Our cover package tells stories of corruption that would be comic were not real lives affected. Rep. Helen Chenoweth (R-Idaho), for example, is known for embracing the most crazed militias and anti-environmental extremists. But she also collected cash from the manufacturer of a possibly lethal baby cradle and drafted legislation that would have reduced company liability.
Paybacks like this weren't difficult to foresee. In fact, this magazine predicted many right after the 1994 election. Our soothsaying relied heavily on common sense: Most large political donors want something in return. While looking for those somethings, we rarely encounter other journalists. This absence of consistent competition is both a relief and a concern. We like to break news, but often find our investigations greeted with indifference by our colleagues.
Whenever an election season begins, however, a shift occurs. The press wants background -- just in case something breaks. For example, most of the major media attended a press conference we gave on April 17 detailing the nicotine network we'd discovered throughout the Dole campaign, the Congress, and the statehouses. We flatly predicted: "Tobacco politics could become the hottest issue in this year's election." The coverage was spotty and the skepticism thick.

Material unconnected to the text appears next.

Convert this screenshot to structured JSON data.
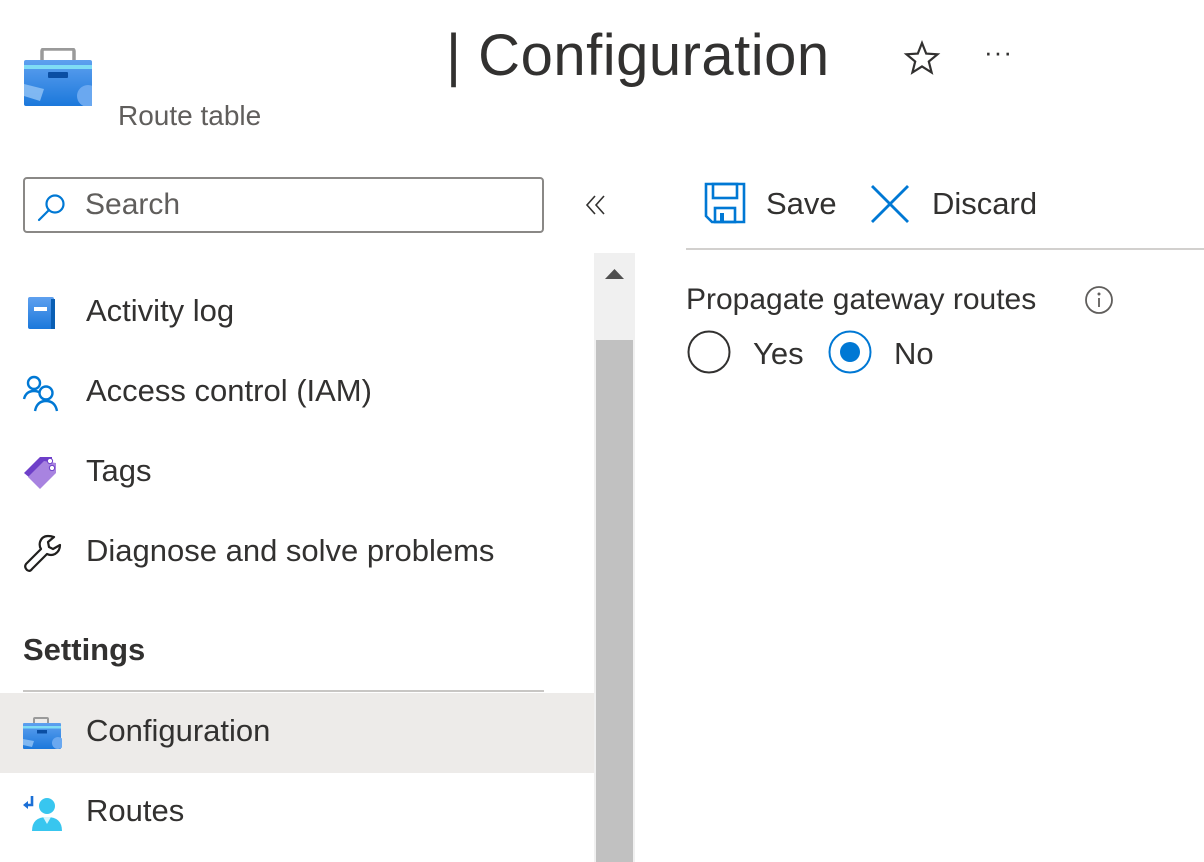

Then a few weeks later, Dole began speaking like Marlboro's man and his fortunes turned.
Were reporters alert now, they would notice that American politics is at a turning point. The public is trying to express its anti-elitist rage, but can't find a party that will follow through on its populist rhetoric. The media have become complicit with the moneyed elites. The press will cover rivalries between elites, but rarely questions basic corruption and the ongoing consolidation of wealth.

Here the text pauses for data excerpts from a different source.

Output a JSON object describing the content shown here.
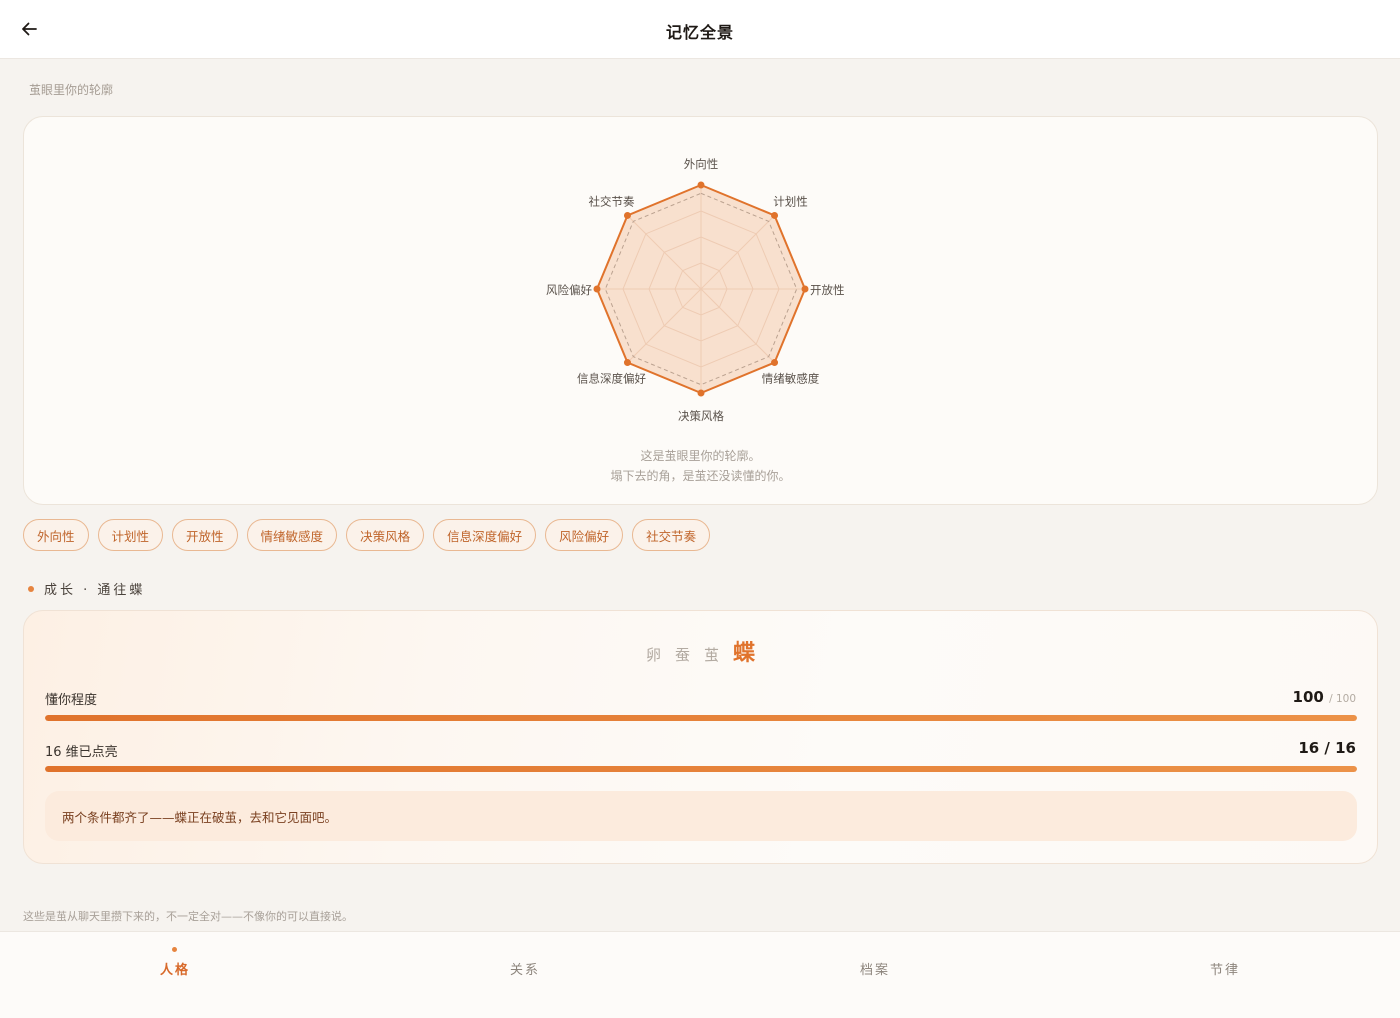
{
  "header": {
    "title": "记忆全景",
    "back_icon": "arrow-left-icon"
  },
  "profile": {
    "section_label": "茧眼里你的轮廓",
    "radar": {
      "type": "radar",
      "axes": [
        "外向性",
        "计划性",
        "开放性",
        "情绪敏感度",
        "决策风格",
        "信息深度偏好",
        "风险偏好",
        "社交节奏"
      ],
      "values": [
        1,
        1,
        1,
        1,
        1,
        1,
        1,
        1
      ],
      "range": [
        0,
        1
      ],
      "rings": 4,
      "accent_color": "#e0732c",
      "fill_color": "#f8dcc7"
    },
    "caption_line1": "这是茧眼里你的轮廓。",
    "caption_line2": "塌下去的角，是茧还没读懂的你。",
    "chips": [
      "外向性",
      "计划性",
      "开放性",
      "情绪敏感度",
      "决策风格",
      "信息深度偏好",
      "风险偏好",
      "社交节奏"
    ]
  },
  "growth": {
    "header": "成长 · 通往蝶",
    "stages": [
      "卵",
      "蚕",
      "茧"
    ],
    "current_stage": "蝶",
    "understanding": {
      "label": "懂你程度",
      "value": "100",
      "total": "/ 100",
      "fraction": 1.0
    },
    "dimensions": {
      "label": "16 维已点亮",
      "value": "16 / 16",
      "fraction": 1.0
    },
    "notice": "两个条件都齐了——蝶正在破茧，去和它见面吧。"
  },
  "footnote": "这些是茧从聊天里攒下来的，不一定全对——不像你的可以直接说。",
  "tabs": [
    {
      "label": "人格",
      "active": true
    },
    {
      "label": "关系",
      "active": false
    },
    {
      "label": "档案",
      "active": false
    },
    {
      "label": "节律",
      "active": false
    }
  ]
}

The best guide I've found to what's happening in America today is Elementi di scienza politica, published by the Sicilian Gaetano Mosca in 1896. He asserts that elites will inevitably rule, but observes that the key difference in advanced societies is that "wealth produces political power just as [in less developed societies] political power has been producing wealth." The public bureaucracy, Mosca believes, serves the wealthy by providing a protective legal framework while disguising the "overbearing assertiveness on the part of wealth."
In 1994, voters responded to Gingrich's attacks on Washington because they sensed the Democratic majority wasn't on their side. Once in power, however, Gingrich, Tom DeLay (R-Texas), and the rest of our Dirty Dozen betrayed voters by shifting public subsidies not back to the general populace but to their own wealthy patrons. Some of the giveaways were direct and others devious -- e.g., mandating a market for Golden Rule Insurance under the guise of reforming Medicare.

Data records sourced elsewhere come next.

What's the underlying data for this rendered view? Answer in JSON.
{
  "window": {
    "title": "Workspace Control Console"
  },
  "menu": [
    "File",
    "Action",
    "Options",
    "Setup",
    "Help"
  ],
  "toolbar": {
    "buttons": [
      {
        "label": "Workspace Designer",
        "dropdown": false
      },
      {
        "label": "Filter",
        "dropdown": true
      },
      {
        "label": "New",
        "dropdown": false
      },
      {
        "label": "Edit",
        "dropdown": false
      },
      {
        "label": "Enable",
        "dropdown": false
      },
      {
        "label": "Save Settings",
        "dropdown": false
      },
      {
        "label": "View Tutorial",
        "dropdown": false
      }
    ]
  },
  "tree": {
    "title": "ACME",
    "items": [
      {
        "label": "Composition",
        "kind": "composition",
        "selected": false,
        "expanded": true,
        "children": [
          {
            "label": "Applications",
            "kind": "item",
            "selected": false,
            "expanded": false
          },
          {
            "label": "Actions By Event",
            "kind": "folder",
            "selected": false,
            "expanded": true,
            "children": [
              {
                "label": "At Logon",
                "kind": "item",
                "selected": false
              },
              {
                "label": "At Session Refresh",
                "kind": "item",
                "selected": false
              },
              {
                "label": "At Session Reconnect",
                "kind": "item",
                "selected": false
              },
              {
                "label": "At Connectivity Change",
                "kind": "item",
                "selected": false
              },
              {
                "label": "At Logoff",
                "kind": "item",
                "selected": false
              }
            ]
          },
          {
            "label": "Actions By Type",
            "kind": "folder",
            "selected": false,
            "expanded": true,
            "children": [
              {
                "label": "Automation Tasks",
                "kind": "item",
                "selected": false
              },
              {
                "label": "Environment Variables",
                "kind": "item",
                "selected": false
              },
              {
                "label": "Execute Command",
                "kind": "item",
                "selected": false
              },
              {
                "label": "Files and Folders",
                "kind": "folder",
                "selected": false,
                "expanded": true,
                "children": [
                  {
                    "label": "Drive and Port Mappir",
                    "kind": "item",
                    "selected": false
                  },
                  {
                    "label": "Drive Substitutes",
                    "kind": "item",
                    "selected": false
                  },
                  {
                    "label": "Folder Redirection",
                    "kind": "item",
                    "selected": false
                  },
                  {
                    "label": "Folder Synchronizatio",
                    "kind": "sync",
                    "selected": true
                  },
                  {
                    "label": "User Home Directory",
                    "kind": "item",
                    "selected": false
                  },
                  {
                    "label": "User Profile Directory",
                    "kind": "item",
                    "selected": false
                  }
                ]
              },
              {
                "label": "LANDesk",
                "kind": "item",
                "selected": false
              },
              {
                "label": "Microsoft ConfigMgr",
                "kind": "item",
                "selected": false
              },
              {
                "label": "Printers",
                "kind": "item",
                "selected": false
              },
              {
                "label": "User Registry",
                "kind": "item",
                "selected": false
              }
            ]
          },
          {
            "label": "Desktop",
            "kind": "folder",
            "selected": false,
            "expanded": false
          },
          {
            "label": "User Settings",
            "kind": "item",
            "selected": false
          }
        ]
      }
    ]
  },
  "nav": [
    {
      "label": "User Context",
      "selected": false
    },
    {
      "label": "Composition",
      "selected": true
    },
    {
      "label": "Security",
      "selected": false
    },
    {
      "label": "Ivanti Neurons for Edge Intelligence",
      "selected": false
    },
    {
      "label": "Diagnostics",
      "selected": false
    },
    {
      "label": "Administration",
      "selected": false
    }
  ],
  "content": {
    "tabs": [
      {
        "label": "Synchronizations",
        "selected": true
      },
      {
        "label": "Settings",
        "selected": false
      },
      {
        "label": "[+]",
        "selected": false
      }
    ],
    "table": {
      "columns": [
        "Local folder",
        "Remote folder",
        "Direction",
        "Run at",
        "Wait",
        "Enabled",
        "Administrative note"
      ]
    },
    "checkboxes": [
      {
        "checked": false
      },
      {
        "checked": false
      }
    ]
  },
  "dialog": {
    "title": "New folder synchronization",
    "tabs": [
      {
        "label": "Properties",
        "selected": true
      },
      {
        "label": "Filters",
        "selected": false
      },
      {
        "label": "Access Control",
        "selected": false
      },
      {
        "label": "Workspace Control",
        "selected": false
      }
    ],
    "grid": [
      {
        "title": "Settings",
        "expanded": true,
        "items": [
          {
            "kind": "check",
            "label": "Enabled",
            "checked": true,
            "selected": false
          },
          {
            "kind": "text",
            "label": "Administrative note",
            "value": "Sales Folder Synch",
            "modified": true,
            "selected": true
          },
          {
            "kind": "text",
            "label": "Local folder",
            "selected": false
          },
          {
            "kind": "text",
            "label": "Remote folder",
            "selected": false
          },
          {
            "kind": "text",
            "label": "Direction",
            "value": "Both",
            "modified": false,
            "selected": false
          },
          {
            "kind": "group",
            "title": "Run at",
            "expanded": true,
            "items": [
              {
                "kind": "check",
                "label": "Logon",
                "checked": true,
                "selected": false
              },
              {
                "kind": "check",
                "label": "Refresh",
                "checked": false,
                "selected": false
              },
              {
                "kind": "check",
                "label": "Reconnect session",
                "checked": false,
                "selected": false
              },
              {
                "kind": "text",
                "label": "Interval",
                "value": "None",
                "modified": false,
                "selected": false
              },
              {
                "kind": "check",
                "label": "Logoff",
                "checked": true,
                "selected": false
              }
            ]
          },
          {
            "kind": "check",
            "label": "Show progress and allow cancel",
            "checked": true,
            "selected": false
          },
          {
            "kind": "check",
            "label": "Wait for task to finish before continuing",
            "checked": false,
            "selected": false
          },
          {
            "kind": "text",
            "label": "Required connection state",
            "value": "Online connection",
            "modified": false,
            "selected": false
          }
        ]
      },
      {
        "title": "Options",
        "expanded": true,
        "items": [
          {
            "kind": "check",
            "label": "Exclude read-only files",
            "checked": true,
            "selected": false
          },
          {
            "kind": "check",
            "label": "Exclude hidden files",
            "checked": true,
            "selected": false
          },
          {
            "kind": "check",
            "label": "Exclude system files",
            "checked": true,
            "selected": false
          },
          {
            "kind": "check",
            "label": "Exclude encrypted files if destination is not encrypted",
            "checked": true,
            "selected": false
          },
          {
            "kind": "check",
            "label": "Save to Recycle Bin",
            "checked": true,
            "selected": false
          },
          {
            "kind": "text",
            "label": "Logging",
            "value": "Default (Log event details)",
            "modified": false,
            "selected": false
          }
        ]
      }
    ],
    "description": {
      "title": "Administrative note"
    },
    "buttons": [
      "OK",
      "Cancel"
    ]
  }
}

Newt's Machiavellian streak wouldn't surprise Mosca, who marries an Old World desire to accept the world as it is with modern scientific detachment. In comparison, most Americans are simultaneously more idealistic and more hands-on. Our current cynicism about politics betrays an underlying faith: We believe in the redemptive powers of opportunity, and we want to give everyone a fair shake. Our basic instinct is to divide political power in the hope that contending parties will prevent the formation of a permanent plutocracy.
This hasn't worked because on the central political issue of the day -- campaign finance -- the parties refuse to contend. Most of the exposés in our cover package concern corruption that has remained unknown to the public because key Democrats haven't protested.
The political animal's first instinct is survival. But he or she also craves approval. It's becoming harder to satisfy both urges. The gulf between our politicians' two constituencies -- the elites who fund them and the voters whom they ostensibly serve -- keeps widening. Until we fundamentally change the financial rules of the electoral game, finding another Dirty Dozen in the 105th Congress will be painfully easy.